It’s like watching a bad soap opera (are there any good ones?) or episode of Jerry Springer:
One group of fairly thick people holds one point of view. Another group holds the opposite view.
One or two people appear to be voices of reason but they are drowned out by the shouting of either side. Both groups are absolutely convinced that their opinion is right and that no-one else’s view is worth the paper it’s written on.
Consequently both sides cling to the most extreme arguments and outcomes to justify their position. Cue a lot of shouting and not much listening. Unfortunately this also seems to be the way the “debate” over EU referendum is being conducted – A gigantic talk show with egos getting in the way of common sense.
At the moment the bookies are pretty certain that the UK will vote to stay. If you would like to see the current odds just click here.
But let’s look at what will happen if we do vote to leave. The “Remain” campaign is painting the worst possible picture:
- House prices may fall
- Interest rates will rise
- Sterling will collapse
- Inflation will explode
- Jobs will be lost
- The Four Horsemen of the Apocalypse will ride into Mayfair
And indeed this may happen (well maybe not number 6 unless they are looking for a good lunch). But only if we decide to shoot ourselves in the foot. Indeed, as Ed Conway of Sky news points out, this is a scenario that is so unlikely that it is absurd that the government and Treasury department are focussing on it.
What is much more revealing is the figures that they are omitting, which show that the most likely scenario is the “Norwegian” agreement. This suggests that there will be no recession and that the world will keep spinning! Who would have thought that such a thing would be possible…
You can read his short, but informative article here.
Understandably many buyers and sellers are waiting to see what the referendum will bring. Interestingly virtually everyone I speak to thinks the “Remain” vote will win; even those people who have said that they will vote to leave don’t think they will win.

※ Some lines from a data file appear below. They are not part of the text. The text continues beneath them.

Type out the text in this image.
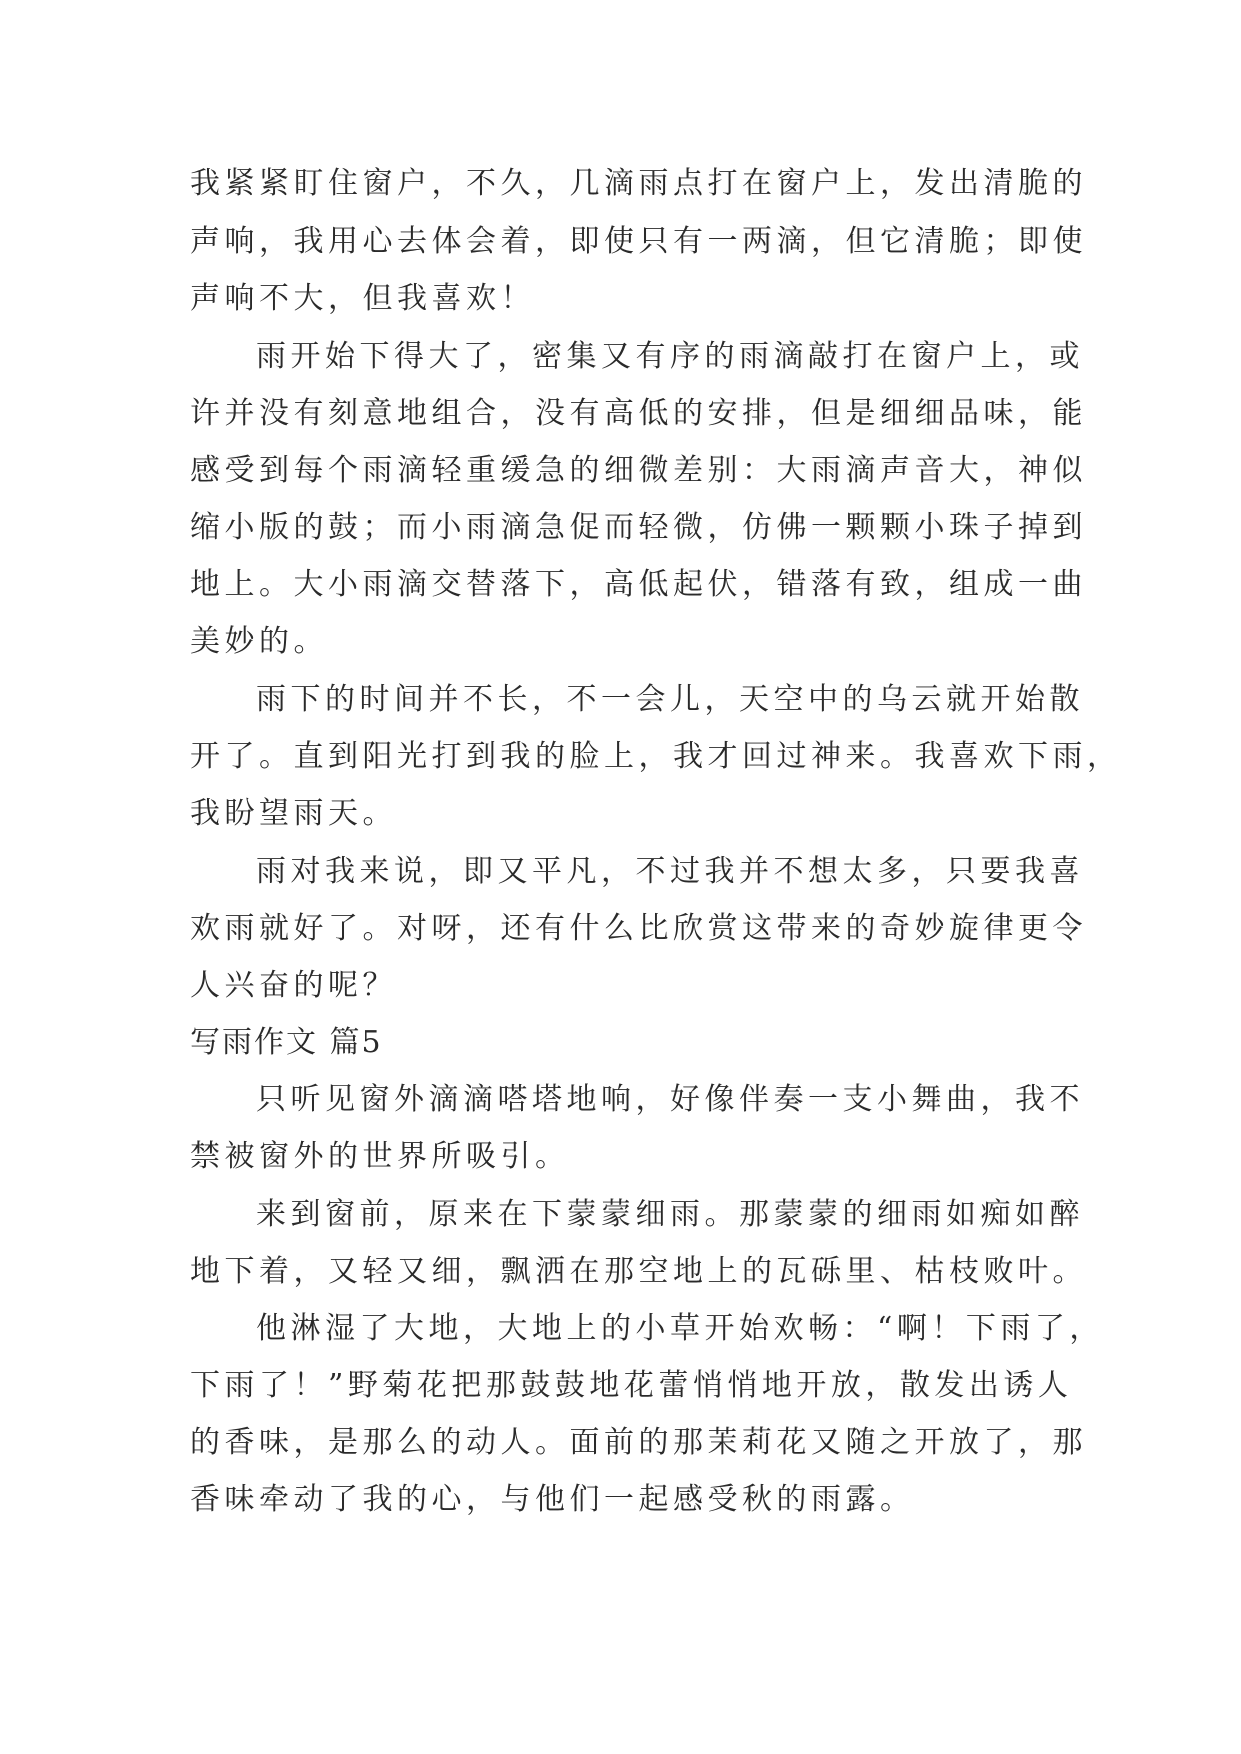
我紧紧盯住窗户，不久，几滴雨点打在窗户上，发出清脆的
声响，我用心去体会着，即使只有一两滴，但它清脆；即使
声响不大，但我喜欢！
雨开始下得大了，密集又有序的雨滴敲打在窗户上，或
许并没有刻意地组合，没有高低的安排，但是细细品味，能
感受到每个雨滴轻重缓急的细微差别：大雨滴声音大，神似
缩小版的鼓；而小雨滴急促而轻微，仿佛一颗颗小珠子掉到
地上。大小雨滴交替落下，高低起伏，错落有致，组成一曲
美妙的。
雨下的时间并不长，不一会儿，天空中的乌云就开始散
开了。直到阳光打到我的脸上，我才回过神来。我喜欢下雨，
我盼望雨天。
雨对我来说，即又平凡，不过我并不想太多，只要我喜
欢雨就好了。对呀，还有什么比欣赏这带来的奇妙旋律更令
人兴奋的呢？
写雨作文 篇5
只听见窗外滴滴嗒塔地响，好像伴奏一支小舞曲，我不
禁被窗外的世界所吸引。
来到窗前，原来在下蒙蒙细雨。那蒙蒙的细雨如痴如醉
地下着，又轻又细，飘洒在那空地上的瓦砾里、枯枝败叶。
他淋湿了大地，大地上的小草开始欢畅：“啊！下雨了，
下雨了！”野菊花把那鼓鼓地花蕾悄悄地开放，散发出诱人
的香味，是那么的动人。面前的那茉莉花又随之开放了，那
香味牵动了我的心，与他们一起感受秋的雨露。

This is mainly because of point 5 – Jobs will be lost. Although this is unlikely as Ed Conway points out, it is enough of a fear to persuade many voters to avoid upheaval and an “uncertain” future. But realistically whichever way the vote goes little will change.
What I can promise is that even if the UK remains in, there will still be plenty of reports in the press about an imminent property crash in prime central London. This is good news for buyers because:
- Prices should not bounce too much after the referendum
- It is impossible for the market to crash if everyone thinks it will. There is simply too much money on the sidelines.
This is essential to understand. The big property market crashes of 1990 and 2008 happened when the consensus was that prices could only go up, i.e. everyone who could buy property was in the market. Hence the mad frenzy with prices increasing 25-35% per annum in 2006 and 2007.
Compare that with the last 6 years in London where prices have increased at 10% per annum compounded and the fact that this has happened with very careful lending (according to Lloyds Bank 54% of properties bought for over £1m between 2011-2014 we bought with cash and a further 25% were bought with mortgages of less than 50% LtV).
You can see the huge difference. London is on a very solid foundation (with the exception of the high density new build developments).
In years to come people will look back on 2016 as a great year to have bought property just as we look back at 1998 as a good year to have bought property despite the fact that at the time things seemed appalling: we had the collapse of the Asian “Tiger” economies, Russia defaulted on its bonds and Long Term Credit Management collapsed putting the financial system in severe danger.
So when the referendum beware being influenced by continued negative reporting. My view is the next “major crisis” they will focus on is the US election and the dangers of Trump winning.
Just remember most of what you read is “noise”. You have to be very clear on the facts so you must not rely on the statistics in the press. They are simply too general and are consequently misleading. Just because falling prices are being reported does not mean that they are in your target area and price range.